A visita oficial do presidente russo Vladimir Putin à China, a primeira em seu novo mandato, simboliza a consolidação das relações entre os países em um momento de mudanças na geopolítica global — o que deve ser benéfico, inclusive, para a América Latina e Caribe.
O encontro reforça a aliança entre as nações e marca o
75º aniversário de suas relações diplomáticas, além de destacar
a crescente importância dos BRICS e do Sul Global na arena internacional.
O doutorando em relações internacionais pelo Instituto San Tiago Dantas e membro pesquisador do Centro de Investigação em Rússia, Eurásia e Espaço Pós-Soviético (CIRE), Tito Lívio Barcellos Pereira, explica ao podcast Mundioka, da Sputnik Brasil, que a história de cooperação entre Rússia e China não é nova, mas tem se fortalecido desde os anos 1990.
“A relação entre os dois países foi gestada desde o final dos anos 1990, quando houve uma inclinação russa não somente para a Ásia, mas também para o Sul Global”, disse aos jornalistas
Melina Saad e
Marcelo Castilho, ressaltando a importância da parceria em resposta às tensões com o Ocidente, especialmente após o início do
conflito na Ucrânia.
Qual a relação da China e Rússia?
A cooperação sino-russa vai além da política e economia e abrange áreas como intercâmbio cultural e desenvolvimento tecnológico. O professor menciona que muitos observadores ocidentais subestimam a profundidade da relação, que se mostra sólida em várias frentes, desde a construção de usinas nucleares até exploração espacial e desenvolvimento de armas.

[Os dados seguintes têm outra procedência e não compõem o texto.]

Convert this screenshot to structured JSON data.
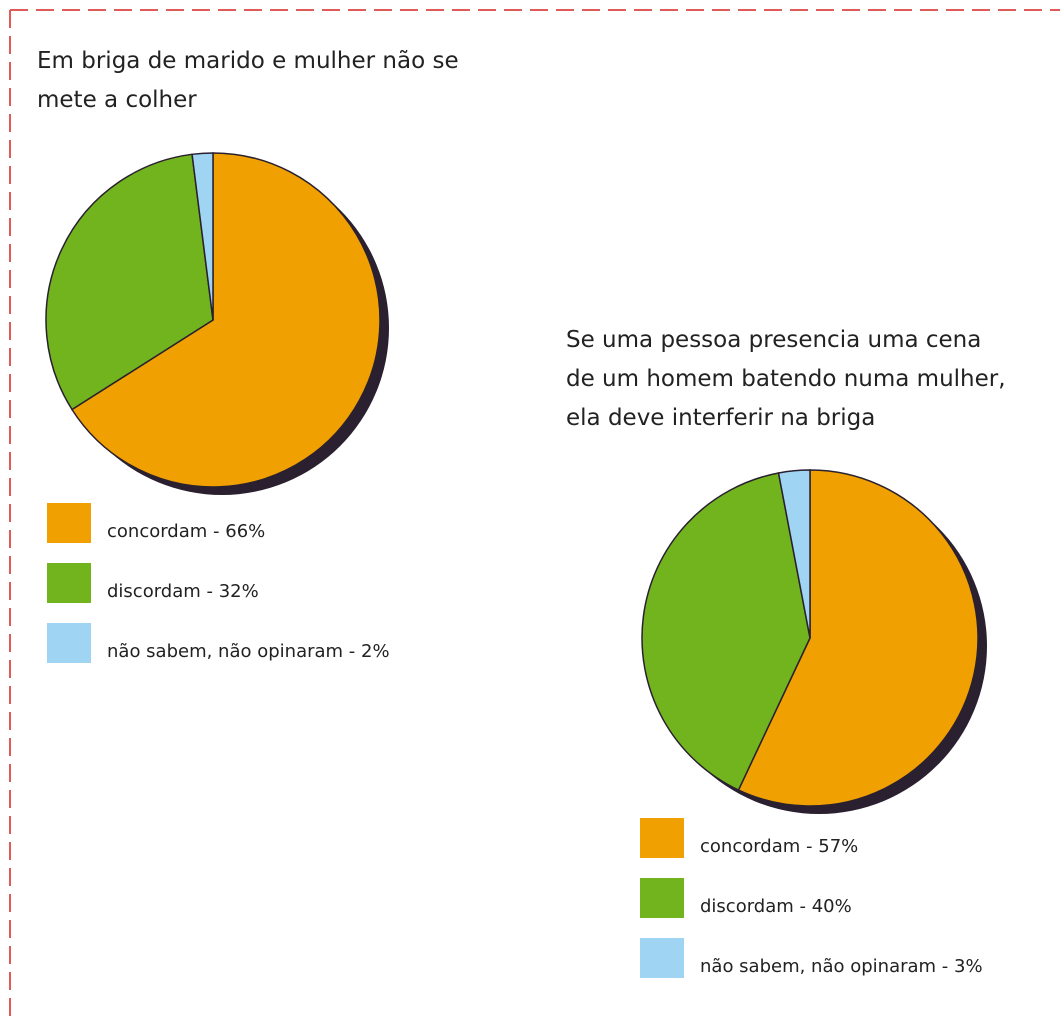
{
  "chart_data": [
    {
      "type": "pie",
      "title": [
        "Em briga de marido e mulher não se",
        "mete a colher"
      ],
      "categories": [
        "concordam - 66%",
        "discordam - 32%",
        "não sabem, não opinaram - 2%"
      ],
      "values": [
        66,
        32,
        2
      ],
      "colors": [
        "#f0a000",
        "#72b41e",
        "#9fd4f2"
      ]
    },
    {
      "type": "pie",
      "title": [
        "Se uma pessoa presencia uma cena",
        "de um homem batendo numa mulher,",
        "ela deve interferir na briga"
      ],
      "categories": [
        "concordam - 57%",
        "discordam - 40%",
        "não sabem, não opinaram - 3%"
      ],
      "values": [
        57,
        40,
        3
      ],
      "colors": [
        "#f0a000",
        "#72b41e",
        "#9fd4f2"
      ]
    }
  ]
}
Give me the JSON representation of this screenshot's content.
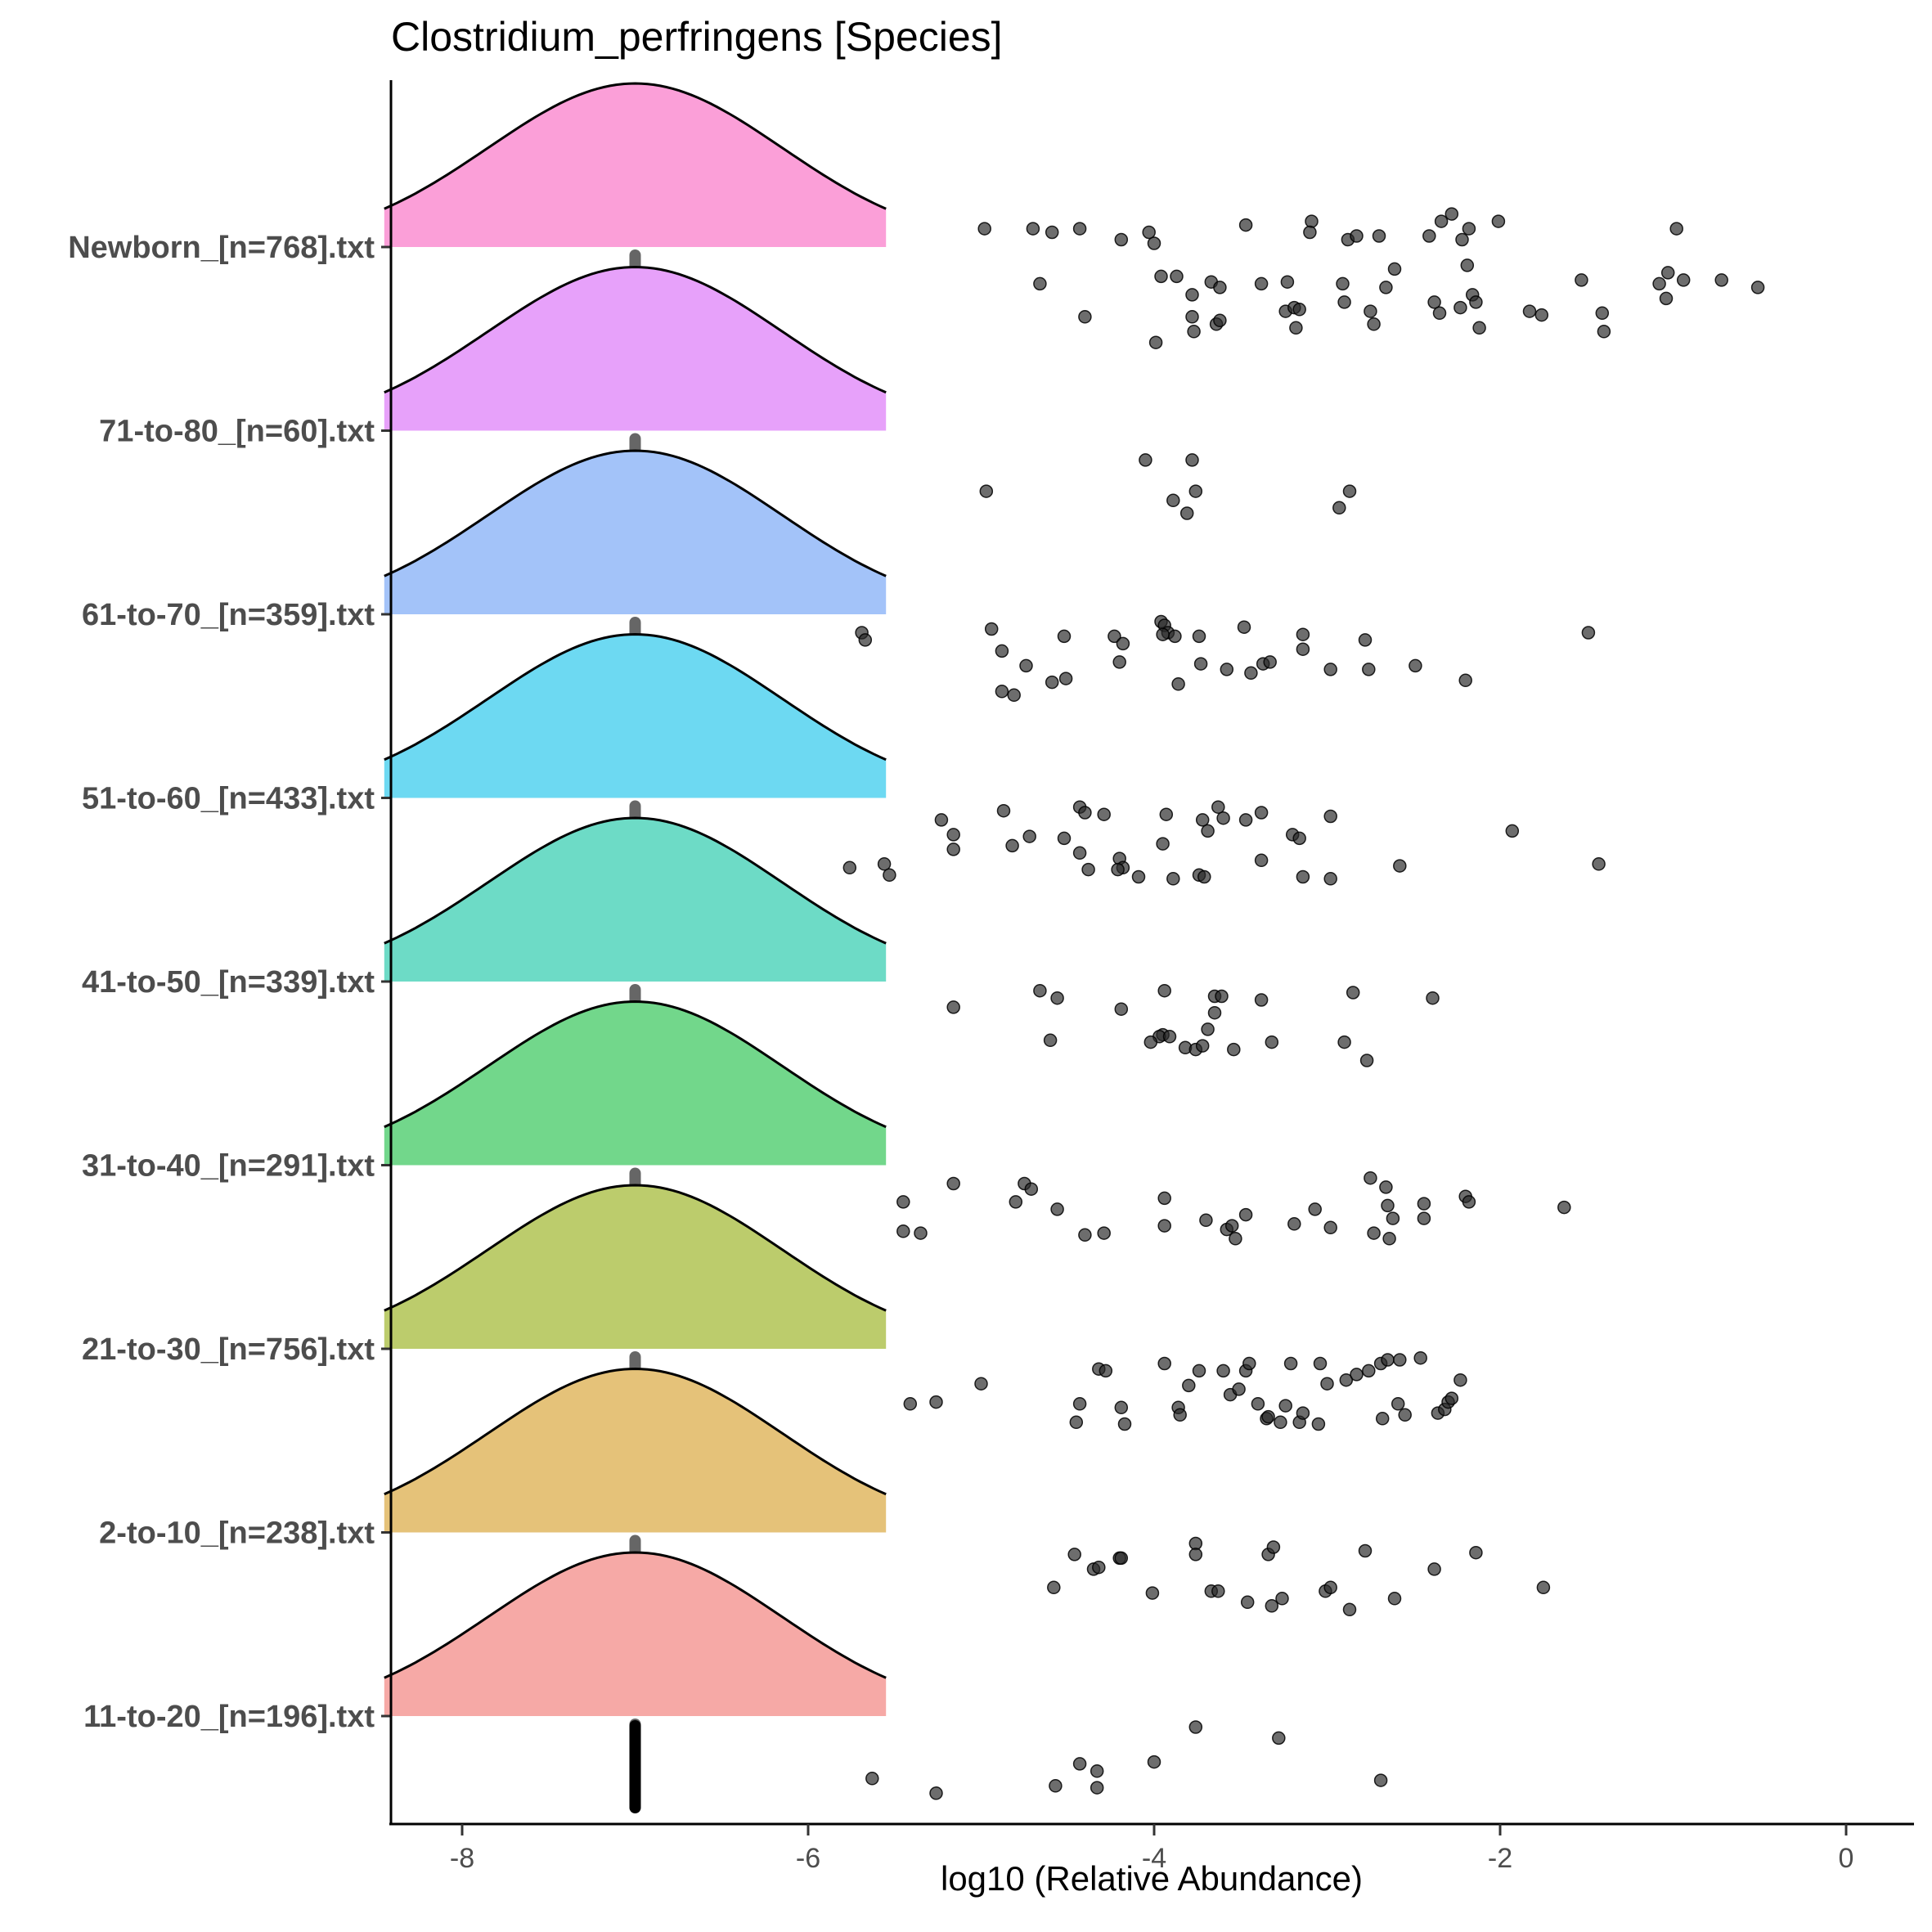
{
  "chart_data": {
    "type": "ridgeline-jitter",
    "title": "Clostridium_perfringens [Species]",
    "xlabel": "log10 (Relative Abundance)",
    "ylabel": "",
    "xlim": [
      -8.4,
      0.4
    ],
    "xticks": [
      -8,
      -6,
      -4,
      -2,
      0
    ],
    "grid": false,
    "legend": "none",
    "series": [
      {
        "name": "Newborn_[n=768].txt",
        "color": "#fb9fd8",
        "peak_x": -7.0,
        "points": [
          [
            -4.98,
            0.1
          ],
          [
            -4.7,
            0.1
          ],
          [
            -4.59,
            0.08
          ],
          [
            -4.43,
            0.1
          ],
          [
            -4.66,
            -0.2
          ],
          [
            -4.4,
            -0.38
          ],
          [
            -4.19,
            0.04
          ],
          [
            -4.03,
            0.08
          ],
          [
            -4.0,
            0.02
          ],
          [
            -3.96,
            -0.16
          ],
          [
            -3.78,
            -0.26
          ],
          [
            -3.78,
            -0.38
          ],
          [
            -3.77,
            -0.46
          ],
          [
            -3.87,
            -0.16
          ],
          [
            -3.67,
            -0.19
          ],
          [
            -3.62,
            -0.22
          ],
          [
            -3.64,
            -0.42
          ],
          [
            -3.62,
            -0.4
          ],
          [
            -3.99,
            -0.52
          ],
          [
            -3.47,
            0.12
          ],
          [
            -3.38,
            -0.2
          ],
          [
            -3.23,
            -0.19
          ],
          [
            -3.24,
            -0.35
          ],
          [
            -3.19,
            -0.33
          ],
          [
            -3.16,
            -0.34
          ],
          [
            -3.18,
            -0.44
          ],
          [
            -3.09,
            0.14
          ],
          [
            -3.1,
            0.08
          ],
          [
            -2.91,
            -0.2
          ],
          [
            -2.9,
            -0.3
          ],
          [
            -2.88,
            0.04
          ],
          [
            -2.83,
            0.06
          ],
          [
            -2.75,
            -0.35
          ],
          [
            -2.73,
            -0.42
          ],
          [
            -2.7,
            0.06
          ],
          [
            -2.66,
            -0.22
          ],
          [
            -2.61,
            -0.12
          ],
          [
            -2.41,
            0.06
          ],
          [
            -2.38,
            -0.3
          ],
          [
            -2.35,
            -0.36
          ],
          [
            -2.34,
            0.14
          ],
          [
            -2.28,
            0.18
          ],
          [
            -2.22,
            0.04
          ],
          [
            -2.18,
            0.1
          ],
          [
            -2.19,
            -0.1
          ],
          [
            -2.16,
            -0.26
          ],
          [
            -2.14,
            -0.3
          ],
          [
            -2.23,
            -0.33
          ],
          [
            -2.12,
            -0.44
          ],
          [
            -2.01,
            0.14
          ],
          [
            -1.83,
            -0.35
          ],
          [
            -1.76,
            -0.37
          ],
          [
            -1.53,
            -0.18
          ],
          [
            -1.41,
            -0.36
          ],
          [
            -1.4,
            -0.46
          ],
          [
            -1.08,
            -0.2
          ],
          [
            -1.04,
            -0.28
          ],
          [
            -1.03,
            -0.14
          ],
          [
            -0.98,
            0.1
          ],
          [
            -0.94,
            -0.18
          ],
          [
            -0.72,
            -0.18
          ],
          [
            -0.51,
            -0.22
          ]
        ]
      },
      {
        "name": "71-to-80_[n=60].txt",
        "color": "#e7a1fa",
        "peak_x": -7.0,
        "points": [
          [
            -4.05,
            -0.16
          ],
          [
            -3.78,
            -0.16
          ],
          [
            -3.89,
            -0.38
          ],
          [
            -3.81,
            -0.45
          ],
          [
            -3.76,
            -0.33
          ],
          [
            -4.97,
            -0.33
          ],
          [
            -2.87,
            -0.33
          ],
          [
            -2.93,
            -0.42
          ]
        ]
      },
      {
        "name": "61-to-70_[n=359].txt",
        "color": "#a3c3f9",
        "peak_x": -7.0,
        "points": [
          [
            -5.69,
            -0.1
          ],
          [
            -5.67,
            -0.14
          ],
          [
            -4.94,
            -0.08
          ],
          [
            -4.88,
            -0.2
          ],
          [
            -4.74,
            -0.28
          ],
          [
            -4.52,
            -0.12
          ],
          [
            -4.23,
            -0.12
          ],
          [
            -4.18,
            -0.16
          ],
          [
            -4.2,
            -0.26
          ],
          [
            -4.51,
            -0.35
          ],
          [
            -4.59,
            -0.37
          ],
          [
            -4.88,
            -0.42
          ],
          [
            -4.81,
            -0.44
          ],
          [
            -3.96,
            -0.04
          ],
          [
            -3.94,
            -0.06
          ],
          [
            -3.92,
            -0.1
          ],
          [
            -3.88,
            -0.12
          ],
          [
            -3.95,
            -0.11
          ],
          [
            -3.74,
            -0.12
          ],
          [
            -3.73,
            -0.27
          ],
          [
            -3.86,
            -0.38
          ],
          [
            -3.58,
            -0.3
          ],
          [
            -3.48,
            -0.07
          ],
          [
            -3.44,
            -0.32
          ],
          [
            -3.37,
            -0.27
          ],
          [
            -3.33,
            -0.26
          ],
          [
            -3.14,
            -0.11
          ],
          [
            -3.14,
            -0.19
          ],
          [
            -2.98,
            -0.3
          ],
          [
            -2.78,
            -0.14
          ],
          [
            -2.76,
            -0.3
          ],
          [
            -2.49,
            -0.28
          ],
          [
            -2.2,
            -0.36
          ],
          [
            -1.49,
            -0.1
          ]
        ]
      },
      {
        "name": "51-to-60_[n=433].txt",
        "color": "#6dd9f2",
        "peak_x": -7.0,
        "points": [
          [
            -5.76,
            -0.38
          ],
          [
            -5.56,
            -0.36
          ],
          [
            -5.53,
            -0.42
          ],
          [
            -5.23,
            -0.12
          ],
          [
            -5.16,
            -0.2
          ],
          [
            -5.16,
            -0.28
          ],
          [
            -4.87,
            -0.07
          ],
          [
            -4.82,
            -0.26
          ],
          [
            -4.72,
            -0.21
          ],
          [
            -4.43,
            -0.05
          ],
          [
            -4.4,
            -0.08
          ],
          [
            -4.52,
            -0.22
          ],
          [
            -4.43,
            -0.3
          ],
          [
            -4.38,
            -0.39
          ],
          [
            -4.29,
            -0.09
          ],
          [
            -4.2,
            -0.33
          ],
          [
            -4.18,
            -0.38
          ],
          [
            -4.21,
            -0.39
          ],
          [
            -4.09,
            -0.43
          ],
          [
            -3.93,
            -0.09
          ],
          [
            -3.95,
            -0.25
          ],
          [
            -3.89,
            -0.44
          ],
          [
            -3.72,
            -0.12
          ],
          [
            -3.69,
            -0.18
          ],
          [
            -3.63,
            -0.05
          ],
          [
            -3.6,
            -0.11
          ],
          [
            -3.74,
            -0.42
          ],
          [
            -3.71,
            -0.43
          ],
          [
            -3.47,
            -0.12
          ],
          [
            -3.38,
            -0.08
          ],
          [
            -3.38,
            -0.34
          ],
          [
            -3.2,
            -0.2
          ],
          [
            -3.16,
            -0.22
          ],
          [
            -3.14,
            -0.43
          ],
          [
            -2.98,
            -0.1
          ],
          [
            -2.98,
            -0.44
          ],
          [
            -2.58,
            -0.37
          ],
          [
            -1.93,
            -0.18
          ],
          [
            -1.43,
            -0.36
          ]
        ]
      },
      {
        "name": "41-to-50_[n=339].txt",
        "color": "#6ddbc6",
        "peak_x": -7.0,
        "points": [
          [
            -5.16,
            -0.14
          ],
          [
            -4.66,
            -0.05
          ],
          [
            -4.56,
            -0.09
          ],
          [
            -4.6,
            -0.32
          ],
          [
            -4.19,
            -0.15
          ],
          [
            -3.94,
            -0.05
          ],
          [
            -3.95,
            -0.29
          ],
          [
            -3.97,
            -0.3
          ],
          [
            -3.91,
            -0.3
          ],
          [
            -4.02,
            -0.33
          ],
          [
            -3.82,
            -0.36
          ],
          [
            -3.76,
            -0.37
          ],
          [
            -3.72,
            -0.35
          ],
          [
            -3.65,
            -0.08
          ],
          [
            -3.61,
            -0.08
          ],
          [
            -3.65,
            -0.17
          ],
          [
            -3.69,
            -0.26
          ],
          [
            -3.54,
            -0.37
          ],
          [
            -3.38,
            -0.1
          ],
          [
            -3.32,
            -0.33
          ],
          [
            -2.85,
            -0.06
          ],
          [
            -2.9,
            -0.33
          ],
          [
            -2.77,
            -0.43
          ],
          [
            -2.39,
            -0.09
          ]
        ]
      },
      {
        "name": "31-to-40_[n=291].txt",
        "color": "#72d78b",
        "peak_x": -7.0,
        "points": [
          [
            -5.45,
            -0.2
          ],
          [
            -5.45,
            -0.36
          ],
          [
            -5.35,
            -0.37
          ],
          [
            -5.16,
            -0.1
          ],
          [
            -4.8,
            -0.2
          ],
          [
            -4.75,
            -0.1
          ],
          [
            -4.71,
            -0.13
          ],
          [
            -4.56,
            -0.24
          ],
          [
            -4.4,
            -0.38
          ],
          [
            -4.29,
            -0.37
          ],
          [
            -3.94,
            -0.18
          ],
          [
            -3.94,
            -0.33
          ],
          [
            -3.7,
            -0.3
          ],
          [
            -3.58,
            -0.35
          ],
          [
            -3.55,
            -0.33
          ],
          [
            -3.53,
            -0.4
          ],
          [
            -3.47,
            -0.27
          ],
          [
            -3.19,
            -0.32
          ],
          [
            -3.07,
            -0.24
          ],
          [
            -2.98,
            -0.34
          ],
          [
            -2.75,
            -0.07
          ],
          [
            -2.73,
            -0.37
          ],
          [
            -2.66,
            -0.12
          ],
          [
            -2.65,
            -0.22
          ],
          [
            -2.64,
            -0.4
          ],
          [
            -2.62,
            -0.29
          ],
          [
            -2.44,
            -0.21
          ],
          [
            -2.44,
            -0.29
          ],
          [
            -2.2,
            -0.17
          ],
          [
            -2.18,
            -0.2
          ],
          [
            -1.63,
            -0.23
          ]
        ]
      },
      {
        "name": "21-to-30_[n=756].txt",
        "color": "#bccc6c",
        "peak_x": -7.0,
        "points": [
          [
            -5.41,
            -0.3
          ],
          [
            -5.26,
            -0.29
          ],
          [
            -5.0,
            -0.19
          ],
          [
            -4.32,
            -0.11
          ],
          [
            -4.28,
            -0.12
          ],
          [
            -4.43,
            -0.3
          ],
          [
            -4.45,
            -0.4
          ],
          [
            -4.19,
            -0.32
          ],
          [
            -4.17,
            -0.41
          ],
          [
            -3.94,
            -0.08
          ],
          [
            -3.86,
            -0.32
          ],
          [
            -3.85,
            -0.36
          ],
          [
            -3.8,
            -0.2
          ],
          [
            -3.74,
            -0.12
          ],
          [
            -3.6,
            -0.12
          ],
          [
            -3.56,
            -0.25
          ],
          [
            -3.51,
            -0.22
          ],
          [
            -3.47,
            -0.12
          ],
          [
            -3.45,
            -0.08
          ],
          [
            -3.4,
            -0.3
          ],
          [
            -3.35,
            -0.38
          ],
          [
            -3.34,
            -0.37
          ],
          [
            -3.27,
            -0.4
          ],
          [
            -3.21,
            -0.08
          ],
          [
            -3.24,
            -0.31
          ],
          [
            -3.16,
            -0.4
          ],
          [
            -3.14,
            -0.35
          ],
          [
            -3.04,
            -0.08
          ],
          [
            -3.05,
            -0.41
          ],
          [
            -3.0,
            -0.19
          ],
          [
            -2.89,
            -0.17
          ],
          [
            -2.83,
            -0.14
          ],
          [
            -2.76,
            -0.12
          ],
          [
            -2.69,
            -0.08
          ],
          [
            -2.65,
            -0.06
          ],
          [
            -2.68,
            -0.38
          ],
          [
            -2.58,
            -0.06
          ],
          [
            -2.59,
            -0.3
          ],
          [
            -2.55,
            -0.36
          ],
          [
            -2.46,
            -0.05
          ],
          [
            -2.36,
            -0.35
          ],
          [
            -2.32,
            -0.33
          ],
          [
            -2.3,
            -0.29
          ],
          [
            -2.28,
            -0.27
          ],
          [
            -2.23,
            -0.17
          ]
        ]
      },
      {
        "name": "2-to-10_[n=238].txt",
        "color": "#e5c279",
        "peak_x": -7.0,
        "points": [
          [
            -4.58,
            -0.3
          ],
          [
            -4.46,
            -0.12
          ],
          [
            -4.35,
            -0.2
          ],
          [
            -4.32,
            -0.19
          ],
          [
            -4.2,
            -0.14
          ],
          [
            -4.19,
            -0.14
          ],
          [
            -4.01,
            -0.33
          ],
          [
            -3.76,
            -0.06
          ],
          [
            -3.76,
            -0.12
          ],
          [
            -3.67,
            -0.32
          ],
          [
            -3.63,
            -0.32
          ],
          [
            -3.46,
            -0.38
          ],
          [
            -3.34,
            -0.12
          ],
          [
            -3.31,
            -0.08
          ],
          [
            -3.32,
            -0.4
          ],
          [
            -3.26,
            -0.36
          ],
          [
            -3.01,
            -0.32
          ],
          [
            -2.98,
            -0.3
          ],
          [
            -2.87,
            -0.42
          ],
          [
            -2.78,
            -0.1
          ],
          [
            -2.61,
            -0.36
          ],
          [
            -2.38,
            -0.2
          ],
          [
            -2.14,
            -0.11
          ],
          [
            -1.75,
            -0.3
          ]
        ]
      },
      {
        "name": "11-to-20_[n=196].txt",
        "color": "#f6a9a6",
        "peak_x": -7.0,
        "points": [
          [
            -5.63,
            -0.34
          ],
          [
            -5.26,
            -0.42
          ],
          [
            -4.57,
            -0.38
          ],
          [
            -4.43,
            -0.26
          ],
          [
            -4.33,
            -0.3
          ],
          [
            -4.33,
            -0.39
          ],
          [
            -4.0,
            -0.25
          ],
          [
            -3.76,
            -0.06
          ],
          [
            -3.28,
            -0.12
          ],
          [
            -2.69,
            -0.35
          ]
        ]
      }
    ]
  }
}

A recente visita de Putin também reforçou a aliança dos dois países em relação ao conflito na Ucrânia, com ambos os líderes criticando o unilateralismo norte-americano e a hegemonia ocidental. Pereira destacou que, mesmo com críticas, China e Rússia enfatizam a necessidade de um diálogo multilateral para resolver conflitos globais, incluindo a questão ucraniana.
“China e outros países emergentes, como o Brasil e a África do Sul, podem ser mediadores importantes”, diz, comentando que “propostas de paz de países como a União Africana e a Indonésia foram rejeitadas por não se alinharem com os interesses ocidentais.”
Além disso, a cooperação promete benefícios significativos para a América Latina e o Caribe, regiões mencionadas no comunicado oficial dos dois países. Pereira explica que a parceria pode impulsionar investimentos em infraestrutura, tecnologia e agricultura, áreas onde os países latino-americanos têm grande potencial para se beneficiar da expertise russa e chinesa.
“A cooperação para a América Latina e o Caribe pode trazer benefícios significativos, […] investimentos em infraestrutura, desenvolvimento de novas tecnologias e a terceirização de indústrias chinesas são apenas algumas das maneiras pelas quais essa parceria pode fortalecer a região.”
Qual a participação da Rússia no BRICS?
No contexto dos BRICS, para o pesquisador Tito Lívio Barcellos Pereira, a visita mostra a importância do bloco como um contrapeso à hegemonia euro-atlântica. “Os BRICS estão se metamorfoseando na segunda década do século 21, agora incorporando novos países da África, Oriente Médio e Ásia”, comentou.
Segundo o pesquisador, a inclusão de novos atores globais é essencial para um sistema internacional mais democrático e plural.
Para o Brasil, a aliança representa uma chance de fortalecer sua posição no cenário global sem um alinhamento incondicional a um único bloco de poder, segundo Pereira. “O Brasil tem uma política externa equilibrada. Reconhecemos a importância dos EUA e Europa, mas também vemos necessidade de uma voz mais forte de países emergentes nas decisões internacionais.”
“A China, por exemplo, é agora o principal parceiro econômico do Brasil, com um superávit comercial que não temos com os EUA”, observou. “Isso mostra a importância de estreitar relações com o sul global para uma maior possibilidade de intercâmbio comercial e tecnológico”, completa.
A China do presidente Xi Jiping, diz, ao contrário das potências ocidentais, não interfere nas políticas internas dos países com os quais colabora, tornando-se um parceiro atraente para muitas nações emergentes. “Os chineses não exigem contrapartidas políticas ou sociais, o que torna seus empréstimos e investimentos menos condicionados.”
“O legado soviético ainda é forte na África, mas a China tem sido a principal investidora em infraestrutura e energia. No entanto, a Rússia está recuperando terreno com projetos de usinas nucleares, ferrovias e mineração.”
O professor
Ricardo Cabral, especialista em relações internacionais, destaca
o simbolismo de Putin escolher a China como primeiro destino. Normalmente, segundo ele, a primeira visita de um chefe de Estado recém eleito é feita ao parceiro mais estratégico e importante.